Nightwings is a combination of three novellas, one of which won the Hugo in 1969. I didn’t notice that it was a mashing together of three novellas, so that was pretty seamless. I churned right through this in two days and Silverberg was/is seem as a stand-out in the field for a reason. There are some interesting ideas here and he knows how to write a compelling near-future world. This reads like fantasy-influenced sci-fi, which I like, and it has a dream logic edge to it. He is a strong writer and this is an easy read with a clear narrative arc.

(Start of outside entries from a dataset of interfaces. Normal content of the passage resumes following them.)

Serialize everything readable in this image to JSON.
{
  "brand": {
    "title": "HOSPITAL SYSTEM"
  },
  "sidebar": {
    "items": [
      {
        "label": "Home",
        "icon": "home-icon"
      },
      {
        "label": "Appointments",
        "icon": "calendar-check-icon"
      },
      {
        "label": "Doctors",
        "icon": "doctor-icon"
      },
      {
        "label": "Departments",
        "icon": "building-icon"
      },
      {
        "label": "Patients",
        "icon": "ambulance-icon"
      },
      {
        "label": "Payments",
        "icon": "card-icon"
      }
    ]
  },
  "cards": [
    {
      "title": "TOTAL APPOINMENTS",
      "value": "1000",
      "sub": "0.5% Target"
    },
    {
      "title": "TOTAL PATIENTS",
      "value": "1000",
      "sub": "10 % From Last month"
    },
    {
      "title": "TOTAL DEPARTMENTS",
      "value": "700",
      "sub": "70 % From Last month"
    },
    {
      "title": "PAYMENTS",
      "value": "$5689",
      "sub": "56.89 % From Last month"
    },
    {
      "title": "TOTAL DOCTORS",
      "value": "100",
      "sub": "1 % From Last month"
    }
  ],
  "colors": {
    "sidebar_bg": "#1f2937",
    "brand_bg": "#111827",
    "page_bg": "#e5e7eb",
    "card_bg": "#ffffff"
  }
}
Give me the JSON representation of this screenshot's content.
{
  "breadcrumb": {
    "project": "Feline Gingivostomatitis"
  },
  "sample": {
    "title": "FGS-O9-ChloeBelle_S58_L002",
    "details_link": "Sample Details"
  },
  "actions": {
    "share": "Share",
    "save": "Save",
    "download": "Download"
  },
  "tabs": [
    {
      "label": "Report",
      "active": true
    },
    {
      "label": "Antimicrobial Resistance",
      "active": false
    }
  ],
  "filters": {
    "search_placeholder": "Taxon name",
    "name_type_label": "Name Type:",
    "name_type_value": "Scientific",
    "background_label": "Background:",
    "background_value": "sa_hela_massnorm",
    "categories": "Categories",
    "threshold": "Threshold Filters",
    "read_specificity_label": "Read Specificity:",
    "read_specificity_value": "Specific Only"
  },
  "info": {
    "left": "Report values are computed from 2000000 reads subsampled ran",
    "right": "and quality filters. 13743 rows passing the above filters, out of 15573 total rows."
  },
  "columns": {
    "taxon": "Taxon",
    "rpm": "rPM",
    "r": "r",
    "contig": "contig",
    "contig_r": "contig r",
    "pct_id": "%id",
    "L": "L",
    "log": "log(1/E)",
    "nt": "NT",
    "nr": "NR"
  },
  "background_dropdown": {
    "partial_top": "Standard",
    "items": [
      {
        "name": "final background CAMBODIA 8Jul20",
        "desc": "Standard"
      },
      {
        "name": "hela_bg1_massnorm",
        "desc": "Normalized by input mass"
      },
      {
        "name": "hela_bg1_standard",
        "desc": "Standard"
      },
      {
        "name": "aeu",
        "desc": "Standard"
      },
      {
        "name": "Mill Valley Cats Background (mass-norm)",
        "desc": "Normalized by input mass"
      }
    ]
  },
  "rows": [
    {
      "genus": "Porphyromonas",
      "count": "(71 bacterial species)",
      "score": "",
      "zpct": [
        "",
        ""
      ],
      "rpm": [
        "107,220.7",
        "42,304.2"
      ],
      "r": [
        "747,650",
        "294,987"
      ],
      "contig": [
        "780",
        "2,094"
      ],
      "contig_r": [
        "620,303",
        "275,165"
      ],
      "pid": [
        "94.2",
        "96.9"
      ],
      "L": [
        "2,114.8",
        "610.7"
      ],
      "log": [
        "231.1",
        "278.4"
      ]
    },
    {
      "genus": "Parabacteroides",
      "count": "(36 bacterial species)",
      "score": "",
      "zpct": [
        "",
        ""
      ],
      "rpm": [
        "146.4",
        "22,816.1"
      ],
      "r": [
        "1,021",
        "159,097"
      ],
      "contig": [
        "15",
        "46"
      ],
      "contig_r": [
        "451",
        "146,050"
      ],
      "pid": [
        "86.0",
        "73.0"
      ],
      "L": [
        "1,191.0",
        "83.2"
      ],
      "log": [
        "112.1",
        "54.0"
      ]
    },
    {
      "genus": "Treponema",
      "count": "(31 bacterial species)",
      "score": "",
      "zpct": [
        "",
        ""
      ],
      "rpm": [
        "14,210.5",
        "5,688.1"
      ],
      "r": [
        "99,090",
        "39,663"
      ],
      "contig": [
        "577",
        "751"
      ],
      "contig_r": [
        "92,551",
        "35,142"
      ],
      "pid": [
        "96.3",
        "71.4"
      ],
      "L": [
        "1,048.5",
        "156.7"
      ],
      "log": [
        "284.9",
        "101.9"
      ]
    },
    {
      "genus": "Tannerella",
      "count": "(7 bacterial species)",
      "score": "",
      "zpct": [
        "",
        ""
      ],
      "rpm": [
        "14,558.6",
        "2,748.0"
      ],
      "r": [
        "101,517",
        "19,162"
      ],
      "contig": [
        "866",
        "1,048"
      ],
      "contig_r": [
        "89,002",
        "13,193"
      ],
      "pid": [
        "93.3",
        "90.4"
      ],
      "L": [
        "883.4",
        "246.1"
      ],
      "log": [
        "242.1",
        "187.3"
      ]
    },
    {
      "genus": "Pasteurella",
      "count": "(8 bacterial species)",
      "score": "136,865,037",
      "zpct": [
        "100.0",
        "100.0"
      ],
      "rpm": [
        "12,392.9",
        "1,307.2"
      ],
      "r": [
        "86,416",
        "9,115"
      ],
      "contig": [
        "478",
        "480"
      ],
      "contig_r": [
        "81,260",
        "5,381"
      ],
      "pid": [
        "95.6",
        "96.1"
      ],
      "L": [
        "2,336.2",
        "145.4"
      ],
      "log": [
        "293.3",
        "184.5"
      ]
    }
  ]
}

On the negative side, I was braced for weird descriptions of women and he delivered within the first few pages. There are two female characters here and he neatly fits them into the saintly one vs the bad one. I really did not like the way he kept describing the love interest’s body like she was pre-pubescent (“her small girl-child’s breasts,” “her breasts were mere bumps”), even though the main character and two other men have sex with her. It made me feel complicit and took me straight out the novel. Also, the evil woman at one point gets turned into a small child and then he describes her naked body too. It just felt like he was determined to describe as many naked child-like women and children as he could get away with. There is tons of better science fiction out there now with characters I can relate to, and this is not a re-read or a keeper. I honestly don’t know if I’d recommend it. If you’re reading through all the Hugo winners and are ready for period-typical weird relationships with women and the book’s desire to suggest underage sex by making the character look like a child, then fine, but there are better books to read. I personally give it three stars because overall it is well-written, the aforementioned interesting ideas, and I’m glad I now understand another piece of the history of SF/F, but I hesitate to do so.